Beberapa wilayah seperti Kutai Timur, Berau, dan Kutai Kartanegara disebutnya sebagai daerah paling terdampak, di mana truk tambang masih lalu-lalang tanpa pengawasan yang berarti. Guntur menilai lemahnya pengawasan di lapangan menjadi celah utama yang dimanfaatkan oleh perusahaan tambang.
Ia juga mendesak agar pemerintah tidak hanya memberikan peringatan, tapi bertindak lebih tegas. Penindakan administratif hingga pencabutan izin operasional harus menjadi opsi jika pelanggaran terus terjadi.

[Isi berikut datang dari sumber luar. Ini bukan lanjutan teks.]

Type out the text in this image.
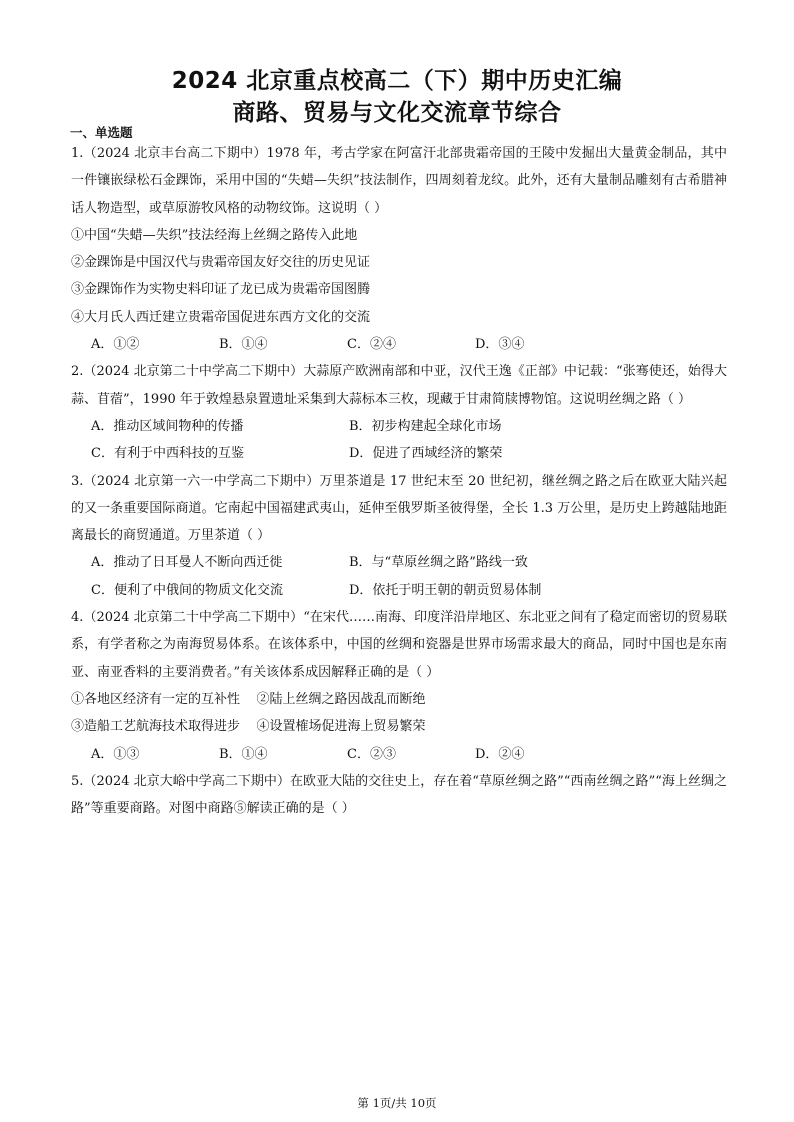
2024 北京重点校高二（下）期中历史汇编
商路、贸易与文化交流章节综合
一、单选题

1.（2024 北京丰台高二下期中）1978 年，考古学家在阿富汗北部贵霜帝国的王陵中发掘出大量黄金制品，其中一件镶嵌绿松石金踝饰，采用中国的“失蜡—失织”技法制作，四周刻着龙纹。此外，还有大量制品雕刻有古希腊神话人物造型，或草原游牧风格的动物纹饰。这说明（ ）

①中国“失蜡—失织”技法经海上丝绸之路传入此地

②金踝饰是中国汉代与贵霜帝国友好交往的历史见证

③金踝饰作为实物史料印证了龙已成为贵霜帝国图腾

④大月氏人西迁建立贵霜帝国促进东西方文化的交流

A．①②	B．①④	C．②④	D．③④

2.（2024 北京第二十中学高二下期中）大蒜原产欧洲南部和中亚，汉代王逸《正部》中记载：“张骞使还，始得大蒜、苜蓿”，1990 年于敦煌悬泉置遗址采集到大蒜标本三枚，现藏于甘肃简牍博物馆。这说明丝绸之路（ ）

A．推动区域间物种的传播	B．初步构建起全球化市场
C．有利于中西科技的互鉴	D．促进了西域经济的繁荣

3.（2024 北京第一六一中学高二下期中）万里茶道是 17 世纪末至 20 世纪初，继丝绸之路之后在欧亚大陆兴起的又一条重要国际商道。它南起中国福建武夷山，延伸至俄罗斯圣彼得堡，全长 1.3 万公里，是历史上跨越陆地距离最长的商贸通道。万里茶道（ ）

A．推动了日耳曼人不断向西迁徙	B．与“草原丝绸之路”路线一致
C．便利了中俄间的物质文化交流	D．依托于明王朝的朝贡贸易体制

4.（2024 北京第二十中学高二下期中）“在宋代……南海、印度洋沿岸地区、东北亚之间有了稳定而密切的贸易联系，有学者称之为南海贸易体系。在该体系中，中国的丝绸和瓷器是世界市场需求最大的商品，同时中国也是东南亚、南亚香料的主要消费者。”有关该体系成因解释正确的是（ ）

①各地区经济有一定的互补性    ②陆上丝绸之路因战乱而断绝

③造船工艺航海技术取得进步    ④设置榷场促进海上贸易繁荣

A．①③	B．①④	C．②③	D．②④

5.（2024 北京大峪中学高二下期中）在欧亚大陆的交往史上，存在着“草原丝绸之路”“西南丝绸之路”“海上丝绸之路”等重要商路。对图中商路⑤解读正确的是（ ）

第 1页/共 10页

“Kalau ada pelanggaran, hentikan izinnya. Jangan hanya tegur. Jalan publik bukan milik perusahaan,” ucapnya.
Koordinasi lintas lembaga menurutnya sangat krusial, mulai dari Dinas Perhubungan, Dinas ESDM, hingga aparat kepolisian. Pengawasan tak boleh hanya sebatas laporan tertulis, tapi perlu ditindaklanjuti dengan inspeksi langsung di lapangan.
Guntur mengapresiasi sikap tegas Gubernur Kaltim yang menyuarakan penolakan terhadap penggunaan jalan umum untuk hauling. Namun ia mengingatkan, keberanian bersuara harus diikuti dengan tindakan konkret dari seluruh jajaran organisasi perangkat daerah (OPD).
“Kita butuh aksi, bukan hanya reaksi. Kalau gubernur sudah bersuara, maka OPD di bawahnya harus bergerak. Kalau tidak, artinya hanya omong kosong,” tandasnya.
Lebih jauh, Guntur menekankan bahwa kerusakan jalan akibat aktivitas tambang bukan hanya persoalan teknis, melainkan menyangkut esensi keadilan sosial dan keberpihakan negara.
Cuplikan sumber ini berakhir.